Mais Laura n’était pas d’attaque. Un sens du rituel les habitait tous deux, une sorte de marchandage informulé. Le but était que votre humeur donne le ton de la soirée. La gâcher était considéré comme une pratique déloyale.
Il y avait de multiples niveaux de jeu. Les deux camps gagnaient gros s’ils parvenaient ensemble et vite au même état d’esprit, par pure contagion charismatique. Vous gagniez un petit peu moins si vous faisiez valoir votre point de vue sans en éprouver de remords. L’inverse débouchait sur une victoire à la Pyrrhus. Venaient ensuite plusieurs niveaux de défaite : Gracieuse, Résignée et en Martyr-de-la-Cause.
Les pratiques déloyales étaient plus faciles, auquel cas les deux camps perdaient. Plus le rituel se prolongeait et plus il y avait de risques de tout gâcher. C’était un jeu difficile, même après huit ans de pratique.
Laura se demanda si elle devant lui parler de l’Église d’Ishtar. Repenser à l’entretien raviva son sentiment de répulsion sexuelle, comme l’impression de dégoût qu’elle éprouvait à un spectacle pornographique. Elle décida de ne pas en faire mention ce soir. Il risquait de le prendre très mal s’il pensait que devant ses manœuvres d’approche elle se sentait l’air d’une pute.
Elle enfouit l’idée et en chercha une autre. Le premier pincement de culpabilité entama sa résolution. Peut-être qu’il vaudrait mieux céder. Elle regarda ses pieds. « J’ai mal aux jambes, dit-elle.
— Pauvre bébé. » Il se pencha pour l’examiner de plus près. Ses yeux s’agrandirent. « Seigneur. » Tout soudain, elle était devenue une invalide. Le climat bascula du tout au tout, la partie était terminée. Il embrassa le bout de son doigt avec lequel il tapota doucement l’ecchymose.
« Ça va déjà mieux », sourit-elle. Il s’allongea de nouveau et se glissa sous les draps, l’air paisible et résigné. C’était facile. Victoire de première classe pour la Pauvre Petite Fille Estropiée.
À présent, ça tournait au massacre, mais elle décida malgré tout de mentionner sa mère. « Ça ira tout à fait bien quand les choses auront repris leur cours normal. Maman part demain.
— Elle retourne à Dallas, hein ? Pas de veine, juste quand je commençais à me faire à la vieille. »
Jouant des pieds, Laura se faufila sous le drap. « Enfin, elle ne nous aura pas imposé un de ses insupportables compagnons. »

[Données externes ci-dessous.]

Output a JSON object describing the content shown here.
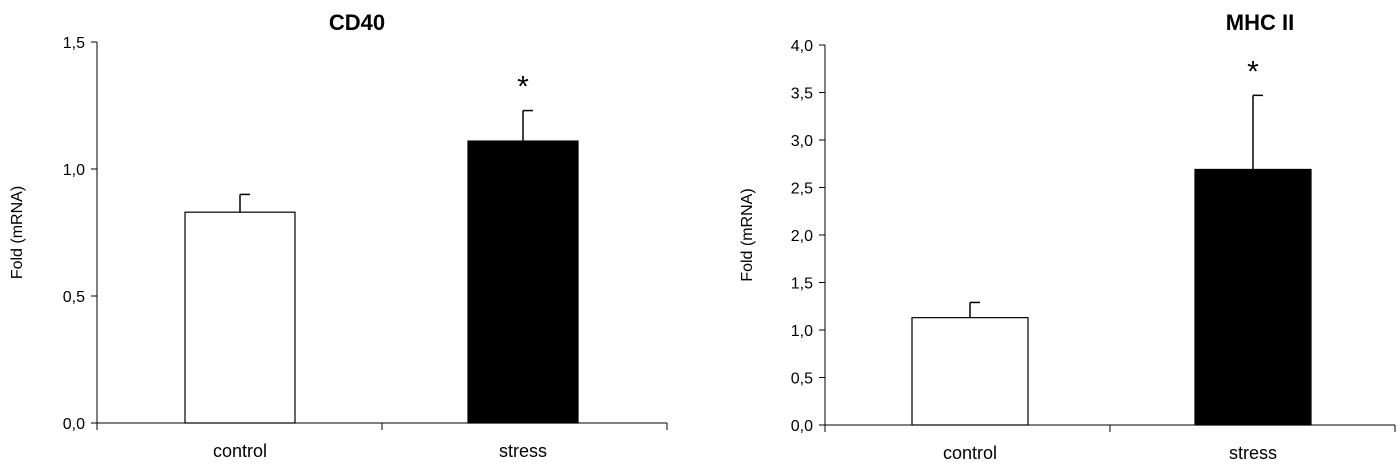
{
  "chart_data": [
    {
      "type": "bar",
      "title": "CD40",
      "ylabel": "Fold (mRNA)",
      "xlabel": "",
      "categories": [
        "control",
        "stress"
      ],
      "values": [
        0.83,
        1.11
      ],
      "error": [
        0.07,
        0.12
      ],
      "significance": [
        "",
        "*"
      ],
      "bar_colors": [
        "#ffffff",
        "#000000"
      ],
      "ylim": [
        0,
        1.5
      ],
      "yticks": [
        0,
        0.5,
        1.0,
        1.5
      ],
      "ytick_labels": [
        "0,0",
        "0,5",
        "1,0",
        "1,5"
      ],
      "grid": false
    },
    {
      "type": "bar",
      "title": "MHC II",
      "ylabel": "Fold (mRNA)",
      "xlabel": "",
      "categories": [
        "control",
        "stress"
      ],
      "values": [
        1.13,
        2.69
      ],
      "error": [
        0.16,
        0.78
      ],
      "significance": [
        "",
        "*"
      ],
      "bar_colors": [
        "#ffffff",
        "#000000"
      ],
      "ylim": [
        0,
        4.0
      ],
      "yticks": [
        0,
        0.5,
        1.0,
        1.5,
        2.0,
        2.5,
        3.0,
        3.5,
        4.0
      ],
      "ytick_labels": [
        "0,0",
        "0,5",
        "1,0",
        "1,5",
        "2,0",
        "2,5",
        "3,0",
        "3,5",
        "4,0"
      ],
      "grid": false
    }
  ]
}
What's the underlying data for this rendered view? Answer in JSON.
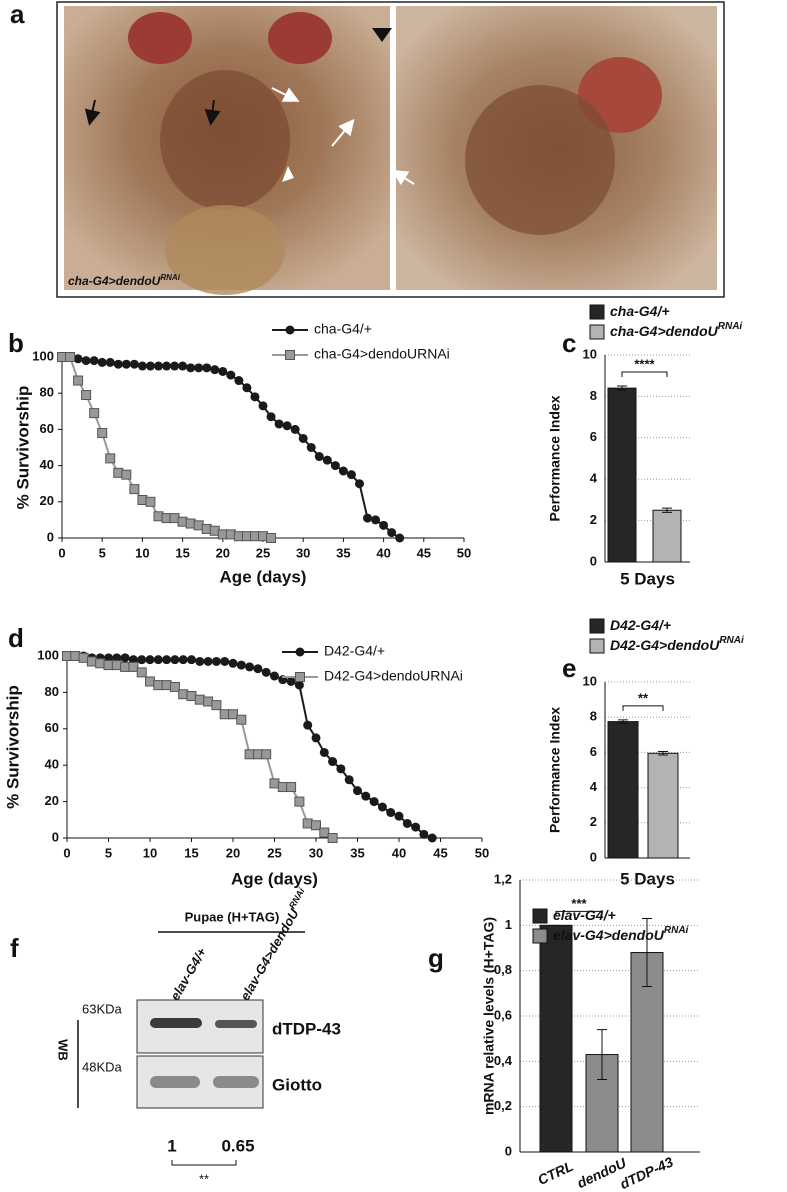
{
  "panel_a": {
    "label": "a",
    "caption": {
      "text": "cha-G4>dendoU",
      "sup": "RNAi"
    }
  },
  "chart_data": [
    {
      "type": "line",
      "panel_label": "b",
      "xlabel": "Age (days)",
      "ylabel": "% Survivorship",
      "xlim": [
        0,
        50
      ],
      "ylim": [
        0,
        100
      ],
      "xticks": [
        0,
        5,
        10,
        15,
        20,
        25,
        30,
        35,
        40,
        45,
        50
      ],
      "yticks": [
        0,
        20,
        40,
        60,
        80,
        100
      ],
      "series": [
        {
          "name": "cha-G4/+",
          "color": "#1a1a1a",
          "marker": "circle",
          "x": [
            1,
            2,
            3,
            4,
            5,
            6,
            7,
            8,
            9,
            10,
            11,
            12,
            13,
            14,
            15,
            16,
            17,
            18,
            19,
            20,
            21,
            22,
            23,
            24,
            25,
            26,
            27,
            28,
            29,
            30,
            31,
            32,
            33,
            34,
            35,
            36,
            37,
            38,
            39,
            40,
            41,
            42
          ],
          "values": [
            100,
            99,
            98,
            98,
            97,
            97,
            96,
            96,
            96,
            95,
            95,
            95,
            95,
            95,
            95,
            94,
            94,
            94,
            93,
            92,
            90,
            87,
            83,
            78,
            73,
            67,
            63,
            62,
            60,
            55,
            50,
            45,
            43,
            40,
            37,
            35,
            30,
            11,
            10,
            7,
            3,
            0
          ]
        },
        {
          "name": "cha-G4>dendoURNAi",
          "color": "#999999",
          "marker": "square",
          "x": [
            0,
            1,
            2,
            3,
            4,
            5,
            6,
            7,
            8,
            9,
            10,
            11,
            12,
            13,
            14,
            15,
            16,
            17,
            18,
            19,
            20,
            21,
            22,
            23,
            24,
            25,
            26
          ],
          "values": [
            100,
            100,
            87,
            79,
            69,
            58,
            44,
            36,
            35,
            27,
            21,
            20,
            12,
            11,
            11,
            9,
            8,
            7,
            5,
            4,
            2,
            2,
            1,
            1,
            1,
            1,
            0
          ]
        }
      ]
    },
    {
      "type": "bar",
      "panel_label": "c",
      "xlabel": "5 Days",
      "ylabel": "Performance Index",
      "ylim": [
        0,
        10
      ],
      "yticks": [
        0,
        2,
        4,
        6,
        8,
        10
      ],
      "grid": true,
      "values": [
        8.4,
        2.5
      ],
      "errors": [
        0.1,
        0.1
      ],
      "colors": [
        "#262626",
        "#b3b3b3"
      ],
      "legend": [
        {
          "name": "cha-G4/+"
        },
        {
          "name": "cha-G4>dendoU",
          "sup": "RNAi"
        }
      ],
      "significance": "****"
    },
    {
      "type": "line",
      "panel_label": "d",
      "xlabel": "Age (days)",
      "ylabel": "% Survivorship",
      "xlim": [
        0,
        50
      ],
      "ylim": [
        0,
        100
      ],
      "xticks": [
        0,
        5,
        10,
        15,
        20,
        25,
        30,
        35,
        40,
        45,
        50
      ],
      "yticks": [
        0,
        20,
        40,
        60,
        80,
        100
      ],
      "series": [
        {
          "name": "D42-G4/+",
          "color": "#1a1a1a",
          "marker": "circle",
          "x": [
            0,
            1,
            2,
            3,
            4,
            5,
            6,
            7,
            8,
            9,
            10,
            11,
            12,
            13,
            14,
            15,
            16,
            17,
            18,
            19,
            20,
            21,
            22,
            23,
            24,
            25,
            26,
            27,
            28,
            29,
            30,
            31,
            32,
            33,
            34,
            35,
            36,
            37,
            38,
            39,
            40,
            41,
            42,
            43,
            44
          ],
          "values": [
            100,
            100,
            100,
            99,
            99,
            99,
            99,
            99,
            98,
            98,
            98,
            98,
            98,
            98,
            98,
            98,
            97,
            97,
            97,
            97,
            96,
            95,
            94,
            93,
            91,
            89,
            87,
            86,
            84,
            62,
            55,
            47,
            42,
            38,
            32,
            26,
            23,
            20,
            17,
            14,
            12,
            8,
            6,
            2,
            0
          ]
        },
        {
          "name": "D42-G4>dendoURNAi",
          "color": "#999999",
          "marker": "square",
          "x": [
            0,
            1,
            2,
            3,
            4,
            5,
            6,
            7,
            8,
            9,
            10,
            11,
            12,
            13,
            14,
            15,
            16,
            17,
            18,
            19,
            20,
            21,
            22,
            23,
            24,
            25,
            26,
            27,
            28,
            29,
            30,
            31,
            32
          ],
          "values": [
            100,
            100,
            99,
            97,
            96,
            95,
            95,
            94,
            94,
            91,
            86,
            84,
            84,
            83,
            79,
            78,
            76,
            75,
            73,
            68,
            68,
            65,
            46,
            46,
            46,
            30,
            28,
            28,
            20,
            8,
            7,
            3,
            0
          ]
        }
      ]
    },
    {
      "type": "bar",
      "panel_label": "e",
      "xlabel": "5 Days",
      "ylabel": "Performance Index",
      "ylim": [
        0,
        10
      ],
      "yticks": [
        0,
        2,
        4,
        6,
        8,
        10
      ],
      "grid": true,
      "values": [
        7.75,
        5.95
      ],
      "errors": [
        0.1,
        0.1
      ],
      "colors": [
        "#262626",
        "#b3b3b3"
      ],
      "legend": [
        {
          "name": "D42-G4/+"
        },
        {
          "name": "D42-G4>dendoU",
          "sup": "RNAi"
        }
      ],
      "significance": "**"
    },
    {
      "type": "bar",
      "panel_label": "g",
      "ylabel": "mRNA relative levels (H+TAG)",
      "ylim": [
        0,
        1.2
      ],
      "yticks": [
        0,
        {
          "value": 0.2,
          "label": "0,2"
        },
        {
          "value": 0.4,
          "label": "0,4"
        },
        {
          "value": 0.6,
          "label": "0,6"
        },
        {
          "value": 0.8,
          "label": "0,8"
        },
        1,
        {
          "value": 1.2,
          "label": "1,2"
        }
      ],
      "grid": true,
      "categories": [
        "CTRL",
        "dendoU",
        "dTDP-43"
      ],
      "values": [
        1,
        0.43,
        0.88
      ],
      "errors": [
        0,
        0.11,
        0.15
      ],
      "colors": [
        "#262626",
        "#8c8c8c",
        "#8c8c8c"
      ],
      "legend": [
        {
          "name": "elav-G4/+"
        },
        {
          "name": "elav-G4>dendoU",
          "sup": "RNAi"
        }
      ],
      "significance": "***"
    }
  ],
  "panel_f": {
    "label": "f",
    "group": "Pupae (H+TAG)",
    "lanes": [
      {
        "text": "elav-G4/+"
      },
      {
        "text": "elav-G4>dendoU",
        "sup": "RNAi"
      }
    ],
    "method": "WB",
    "markers": [
      "63KDa",
      "48KDa"
    ],
    "bands": [
      "dTDP-43",
      "Giotto"
    ],
    "quantification": [
      1,
      0.65
    ],
    "significance": "**"
  }
}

David soupira. « T’es si dure avec elle, Laura. C’est une ambitieuse de la vieille école, voilà tout. Il y en a eu des millions comme elle – et des hommes aussi. Elle est d’une génération qui a la bougeotte. Une génération de célibataires, qui coupent les ponts, restent immédiatement disponibles. Où ces femmes passent, les familles trépassent. » Il haussa les épaules. « Alors comme ça, elle a eu trois maris. Avec son allure, elle aurait pu en avoir vingt.
— Tu as toujours pris sa défense. Simplement parce qu’elle t’aime bien. » Parce que tu ressembles à papa, songea-t-elle, avant de chasser cette pensée.